Boo hoo, for me, if the moon cuts its finger and doesn’t
ask me to kiss it better. Fire doesn’t burn itself and the blade
is never sharp enough to make the distinction
between the moon on the waters and its reflection,
between creative annihilation and its extinction.
I’ve seen swords cry like dew at the tips
of the sabres of stargrass bent towards the earth
like the hands of a clock commemorating the ravages of time
saluting its purple hearts on review in a parade-ground of flowers.

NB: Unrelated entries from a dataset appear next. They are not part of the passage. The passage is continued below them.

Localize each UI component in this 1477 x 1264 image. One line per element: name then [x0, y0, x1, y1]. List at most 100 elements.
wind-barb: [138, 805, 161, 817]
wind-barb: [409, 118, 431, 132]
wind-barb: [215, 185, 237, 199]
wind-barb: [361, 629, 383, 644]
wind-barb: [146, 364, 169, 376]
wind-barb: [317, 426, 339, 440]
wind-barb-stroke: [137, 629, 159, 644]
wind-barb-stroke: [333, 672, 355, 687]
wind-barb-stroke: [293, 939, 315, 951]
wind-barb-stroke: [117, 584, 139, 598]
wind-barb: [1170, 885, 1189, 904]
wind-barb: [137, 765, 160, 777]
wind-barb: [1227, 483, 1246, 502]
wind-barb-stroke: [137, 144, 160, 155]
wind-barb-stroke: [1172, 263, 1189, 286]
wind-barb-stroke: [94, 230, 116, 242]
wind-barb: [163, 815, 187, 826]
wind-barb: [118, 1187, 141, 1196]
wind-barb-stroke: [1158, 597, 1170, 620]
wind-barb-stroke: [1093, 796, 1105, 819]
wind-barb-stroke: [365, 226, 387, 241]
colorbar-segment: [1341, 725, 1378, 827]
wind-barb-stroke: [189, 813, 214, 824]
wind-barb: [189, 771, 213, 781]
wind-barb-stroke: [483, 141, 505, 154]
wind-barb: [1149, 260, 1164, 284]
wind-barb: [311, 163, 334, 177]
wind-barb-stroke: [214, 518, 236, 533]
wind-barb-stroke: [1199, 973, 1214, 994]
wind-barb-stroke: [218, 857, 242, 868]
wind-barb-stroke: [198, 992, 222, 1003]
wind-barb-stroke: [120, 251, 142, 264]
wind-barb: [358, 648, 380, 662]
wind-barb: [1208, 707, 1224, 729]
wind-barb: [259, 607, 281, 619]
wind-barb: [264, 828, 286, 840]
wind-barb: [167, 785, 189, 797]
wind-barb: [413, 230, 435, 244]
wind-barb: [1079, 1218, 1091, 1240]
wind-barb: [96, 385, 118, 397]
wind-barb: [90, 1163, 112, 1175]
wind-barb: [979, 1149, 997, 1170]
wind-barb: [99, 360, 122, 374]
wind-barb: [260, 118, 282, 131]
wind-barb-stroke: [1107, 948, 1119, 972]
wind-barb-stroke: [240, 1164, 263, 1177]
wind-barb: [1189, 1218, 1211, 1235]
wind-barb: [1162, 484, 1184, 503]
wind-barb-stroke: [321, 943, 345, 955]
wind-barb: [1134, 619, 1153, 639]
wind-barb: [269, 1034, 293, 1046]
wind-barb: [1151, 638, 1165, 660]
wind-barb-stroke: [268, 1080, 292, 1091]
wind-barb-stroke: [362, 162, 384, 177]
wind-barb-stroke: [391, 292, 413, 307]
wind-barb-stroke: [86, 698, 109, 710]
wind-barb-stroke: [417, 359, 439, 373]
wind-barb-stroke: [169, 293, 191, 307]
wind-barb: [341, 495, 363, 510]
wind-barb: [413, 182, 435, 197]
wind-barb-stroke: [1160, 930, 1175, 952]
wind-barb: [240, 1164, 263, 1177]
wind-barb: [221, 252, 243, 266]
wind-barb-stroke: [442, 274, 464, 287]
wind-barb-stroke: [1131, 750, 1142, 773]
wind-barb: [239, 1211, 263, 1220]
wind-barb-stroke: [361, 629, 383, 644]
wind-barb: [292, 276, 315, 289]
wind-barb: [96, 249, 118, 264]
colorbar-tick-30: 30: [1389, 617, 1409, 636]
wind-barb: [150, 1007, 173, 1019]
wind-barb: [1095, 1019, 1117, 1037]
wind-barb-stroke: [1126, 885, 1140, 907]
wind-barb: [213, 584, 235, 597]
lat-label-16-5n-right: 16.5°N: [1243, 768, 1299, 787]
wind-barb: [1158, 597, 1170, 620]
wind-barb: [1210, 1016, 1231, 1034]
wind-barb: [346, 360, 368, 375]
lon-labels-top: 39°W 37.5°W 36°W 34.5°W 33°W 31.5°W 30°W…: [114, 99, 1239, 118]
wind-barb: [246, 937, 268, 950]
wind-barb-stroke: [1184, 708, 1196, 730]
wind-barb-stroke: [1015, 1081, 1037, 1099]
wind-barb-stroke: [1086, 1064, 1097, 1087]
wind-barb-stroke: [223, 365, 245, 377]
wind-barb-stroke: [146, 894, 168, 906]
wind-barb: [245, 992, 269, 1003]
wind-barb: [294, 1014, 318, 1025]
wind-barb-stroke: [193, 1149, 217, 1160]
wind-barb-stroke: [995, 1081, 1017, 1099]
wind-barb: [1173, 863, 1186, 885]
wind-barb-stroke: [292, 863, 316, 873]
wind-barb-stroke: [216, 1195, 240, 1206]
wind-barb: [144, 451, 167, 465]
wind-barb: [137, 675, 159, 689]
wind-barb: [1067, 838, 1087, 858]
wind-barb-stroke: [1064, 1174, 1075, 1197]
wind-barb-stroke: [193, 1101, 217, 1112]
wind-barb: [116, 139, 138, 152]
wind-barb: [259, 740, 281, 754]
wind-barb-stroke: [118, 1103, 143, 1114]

I can see deadly nightshade in you, the palette of a witch,
and the orchids you mix into the brew like the petals
of a new moon, like a lonely wish against hope,
some warlock with gravitational eyes who can bend the light
like water, is going to see the masterpiece of the mandala
that could empower his darkness like the first sight of Venus
over the occluded hills of Lanark where these shadows
only want to serve your lustre to enhance its radiance,
to make you the threshold and gold standard
of his prodigal homelessness parsecs across
at the narrowest ford in my mindstream beyond
gone, gone, gone, altogether gone beyond
where Morpheus bends the river like a flight of crows and doves
like a zodiacal, shape-shifting Etruscan king releasing them
from an aviary of fixed stars, to let the constellations
assume whatever paradigm and legend of shining they want
into the perennially true meaning of
here, here, here, altogether here and now.
Venus approaching Regulus in Leo
and a torch of burning starwheat like Spica in Virgo.